Table of Contents Author Guidelines Submit a Manuscript
Scientific Programming
Volume 8, Issue 1, Pages 23-30
http://dx.doi.org/10.1155/2000/269312

Performance of MC2 and the ECMWF IFS Forecast Model on the Fujitsu VPP700 and NEC SX-4M

Michel Desgagné, Stephen Thomas, and Michel Valin

Recherche en prévision numérique (RPN), Environment Canada, 2121, route Transcanadienne, Dorval, Québec, Canada

Received 11 October 2000; Accepted 11 October 2000

Copyright © 2000 Hindawi Publishing Corporation. This is an open access article distributed under the Creative Commons Attribution License, which permits unrestricted use, distribution, and reproduction in any medium, provided the original work is properly cited.

Abstract

The NEC SX-4M cluster and Fujitsu VPP700 supercomputers are both based on custom vector processors using low-power CMOS technology. Their basic architectures and programming models are however somewhat different.

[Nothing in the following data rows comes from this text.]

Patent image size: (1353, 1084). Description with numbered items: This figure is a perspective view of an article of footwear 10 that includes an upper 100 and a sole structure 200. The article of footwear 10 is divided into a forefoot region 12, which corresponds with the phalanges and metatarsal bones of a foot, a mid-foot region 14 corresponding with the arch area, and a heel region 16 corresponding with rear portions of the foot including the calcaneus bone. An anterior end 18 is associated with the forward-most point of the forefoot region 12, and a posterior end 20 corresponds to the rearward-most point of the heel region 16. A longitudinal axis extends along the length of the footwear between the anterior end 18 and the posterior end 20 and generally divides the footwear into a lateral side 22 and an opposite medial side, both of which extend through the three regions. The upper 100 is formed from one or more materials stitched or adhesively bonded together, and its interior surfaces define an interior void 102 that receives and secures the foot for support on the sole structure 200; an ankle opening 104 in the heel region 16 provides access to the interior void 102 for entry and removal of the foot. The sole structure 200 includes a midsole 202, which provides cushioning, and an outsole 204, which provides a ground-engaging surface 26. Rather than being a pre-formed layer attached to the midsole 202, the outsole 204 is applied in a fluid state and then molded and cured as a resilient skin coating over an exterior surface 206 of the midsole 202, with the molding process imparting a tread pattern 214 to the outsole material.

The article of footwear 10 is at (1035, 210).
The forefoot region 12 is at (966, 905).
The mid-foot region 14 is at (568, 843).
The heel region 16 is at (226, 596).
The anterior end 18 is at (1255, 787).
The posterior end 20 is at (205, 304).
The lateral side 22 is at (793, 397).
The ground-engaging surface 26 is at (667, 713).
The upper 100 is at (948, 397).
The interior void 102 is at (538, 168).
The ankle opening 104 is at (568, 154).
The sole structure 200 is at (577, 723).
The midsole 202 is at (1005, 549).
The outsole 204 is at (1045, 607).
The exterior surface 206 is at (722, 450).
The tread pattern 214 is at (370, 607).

A multi-node SX-4M cluster contains up to 32 processors per shared memory node, with a maximum of 16 nodes connected via the proprietary NEC IXS fibre channel crossbar network. A hybrid combination of inter-node MPI message-passing with intra-node tasking or threads is possible. The Fujitsu VPP700 is a fully distributed-memory vector machine with a crossbar interconnect which also supports MPI. The parallel performance of the MC2 model for high-resolution mesoscale forecasting over large domains and of the IFS RAPS 4.0 benchmark are presented for several different machine configurations. These include an SX-4/32, an SX-4/32M cluster and up to 100 PE's of the VPP700. Our results indicate that performance degradation for both models on a single SX-4 node is primarily due to memory contention within the internal crossbar switch. Multinode SX-4 performance is slightly better than single node. Longer vector lengths and SDRAM memory on the VPP700 result in lower per processor execution rates. Both models achieve close to ideal scaling on the VPP700.